Cutting taxes for the rich is unfair and doesn't tackle poverty - here's why
Our CEO Danny Sriskandarajah returned from Somalia last week. Here and across that region of East Africa, famine is looming, and already it is estimated that one person is dying of hunger every 48 seconds.
“What’s heartbreaking is the fact that we know how to prevent famine”
But one thought kept haunting Danny as he met families on the brink. In his words: “What’s heartbreaking is the fact that we know how to prevent famine”. On top of the drought and the complications of conflict, there is an element of choice here. Political choices have been taken by those in power that mean that the humanitarian appeal for Somalia is underfunded. So far this financial year, for example, the UK Government has said they will spend less than a fifth of what they rightly put forward in 2017-8 during the region’s last major hunger crisis when major famine was prevented.
We were able to watch one of those political choices live on our television screens the other week as the new UK Chancellor of the Exchequer Kwasi Kwarteng delivered his “mini budget”. We think he made the wrong choices, and we also think there is a real risk that even worse decisions could be on the way that will have far reaching consequences.
The UK has been facing its own, very serious, cost of living crisis all year. Food prices have been rising, and energy bills were predicted to soar. In this context, many called for the new UK Prime Minister to take action to protect households and businesses from this energy price rise, which she rightly did. It was estimated by the government that this package of energy price caps would cost about £60bn pounds this year, and maybe be as much as £150bn over the next two years.
The choice to increase inequality
The choice facing the Chancellor and Prime Minister was therefore how to pay for this. They could borrow it all. Or they could find some money by taxing windfall profits and excess wealth. Instead, they chose to add to the pressure on public finances, by cutting taxes.
When you cut taxes, and especially when you cut the top rate of tax, the effect is to give more benefits to the rich. This is what this budget did. Even the International Monetary Fund took the unusual step of criticising the UK Government, saying that "The nature of the UK measures will likely increase inequality".
Oxfam has more than a decade of research to show that economic inequality is not only unfair, but undermines our ability to fight poverty, emphasises inequalities of race and gender, and contributes to climate change. In short, evidence that the Government made the wrong choice.
The faith in GDP growth
The government would argue that we shouldn’t be concerned about increasing inequality today as, the aim is to stimulate growth tomorrow which would benefit everyone. It is very unclear whether tax cuts really do stimulate growth. But it is also important to understand that growth doesn’t necessarily lead to less poverty.
You can have very uneven growth – based around a few cities or a few industries - and still leave large parts of the country behind. You can also grow your economy and not count the environmental damage you are doing for future generations.
So just hoping for ‘growth’ as a reason for cutting taxes for the richest, doesn’t seem like a good choice either.
The worse choices to come
So now we are left with an eyewatering hole in the public finances, to pay for the energy price cap, but also to pay for tax cuts for wealthy people and companies.

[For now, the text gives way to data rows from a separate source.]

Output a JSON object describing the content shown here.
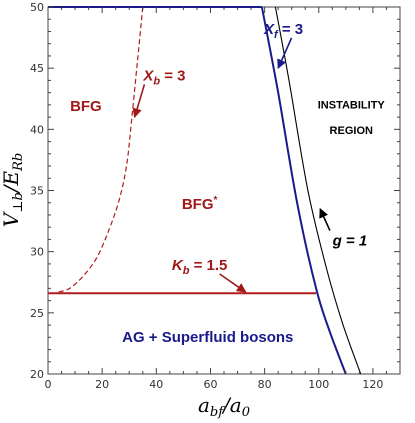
{
  "chart_data": {
    "type": "line",
    "xlabel": "a_bf/a_0",
    "ylabel": "V_⊥b/E_Rb",
    "xlim": [
      0,
      130
    ],
    "ylim": [
      20,
      50
    ],
    "x_ticks": [
      0,
      20,
      40,
      60,
      80,
      100,
      120
    ],
    "y_ticks": [
      20,
      25,
      30,
      35,
      40,
      45,
      50
    ],
    "grid": false,
    "series": [
      {
        "name": "X_f = 3",
        "style": "solid",
        "color": "#1a1a8c",
        "points": [
          [
            79,
            50
          ],
          [
            85,
            43
          ],
          [
            92,
            34
          ],
          [
            99,
            27
          ],
          [
            104,
            23.5
          ],
          [
            110,
            20
          ]
        ]
      },
      {
        "name": "g = 1",
        "style": "solid",
        "color": "#000000",
        "points": [
          [
            84,
            50
          ],
          [
            89,
            44
          ],
          [
            96,
            35
          ],
          [
            103,
            28.5
          ],
          [
            109,
            24
          ],
          [
            115.5,
            20
          ]
        ]
      },
      {
        "name": "X_b = 3",
        "style": "dashed",
        "color": "#b01c1c",
        "points": [
          [
            4,
            26.7
          ],
          [
            8,
            27
          ],
          [
            13,
            28
          ],
          [
            18,
            29.5
          ],
          [
            22,
            31.5
          ],
          [
            26,
            34
          ],
          [
            29,
            37
          ],
          [
            31,
            41
          ],
          [
            33,
            45.5
          ],
          [
            35,
            50
          ]
        ]
      },
      {
        "name": "K_b = 1.5",
        "style": "solid",
        "color": "#b01c1c",
        "points": [
          [
            0,
            26.6
          ],
          [
            99,
            26.6
          ]
        ]
      },
      {
        "name": "",
        "style": "solid",
        "color": "#1a1a8c",
        "points": [
          [
            0,
            50
          ],
          [
            79,
            50
          ]
        ]
      }
    ],
    "regions": [
      {
        "text": "BFG",
        "x": 14,
        "y": 41.5,
        "color": "#a01a1a"
      },
      {
        "text": "BFG*",
        "x": 56,
        "y": 33.5,
        "color": "#a01a1a"
      },
      {
        "text": "AG + Superfluid bosons",
        "x": 59,
        "y": 22.6,
        "color": "#1a1a8c"
      },
      {
        "text": "INSTABILITY",
        "x": 112,
        "y": 41.7,
        "color": "#000000"
      },
      {
        "text": "REGION",
        "x": 112,
        "y": 39.6,
        "color": "#000000"
      }
    ],
    "annotations": [
      {
        "text": "X_f = 3",
        "x": 87,
        "y": 47.8,
        "color": "#1a1a8c",
        "arrow_to": [
          85,
          45
        ]
      },
      {
        "text": "X_b = 3",
        "x": 43,
        "y": 44,
        "color": "#a01a1a",
        "arrow_to": [
          32,
          41
        ]
      },
      {
        "text": "K_b = 1.5",
        "x": 56,
        "y": 28.5,
        "color": "#a01a1a",
        "arrow_to": [
          73,
          26.7
        ]
      },
      {
        "text": "g = 1",
        "x": 111.5,
        "y": 30.5,
        "color": "#000000",
        "arrow_to": [
          100.5,
          33.5
        ]
      }
    ]
  },
  "text": {
    "xlabel_main": "a",
    "xlabel_sub": "bf",
    "xlabel_den": "/a",
    "xlabel_den_sub": "0",
    "ylabel_main": "V",
    "ylabel_sub": "⊥b",
    "ylabel_den": "/E",
    "ylabel_den_sub": "Rb"
  }
}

Our very real fear is that the government will choose to make this up with spending cuts. There has been talk of reducing the amount spent on benefits. There are signs that climate change will not be a top priority, and we worry that the commitment to spend 3% of the UK’s GDP on defence spending will mean that the aid budget will be further cut.
And so we are back to Somalia, where families face famine. We cannot let these choices, made in Westminster mean that we don’t help people who are on the very brink of survival.
The government is starting to make the right choices - to listen – but they need to go further
Today, after a week of political turmoil, the Chancellor did make the welcome announcement that they would not be going ahead with getting rid of the 45p rate of tax. This does make a difference because that would have vastly contributed to inequality. But, by some estimates, that still leaves the government needing to find £43 billion in the next few years to fund the rest of the tax cuts. The risk of cuts to public spending, welfare and aid remains.
We need to speak out and take action.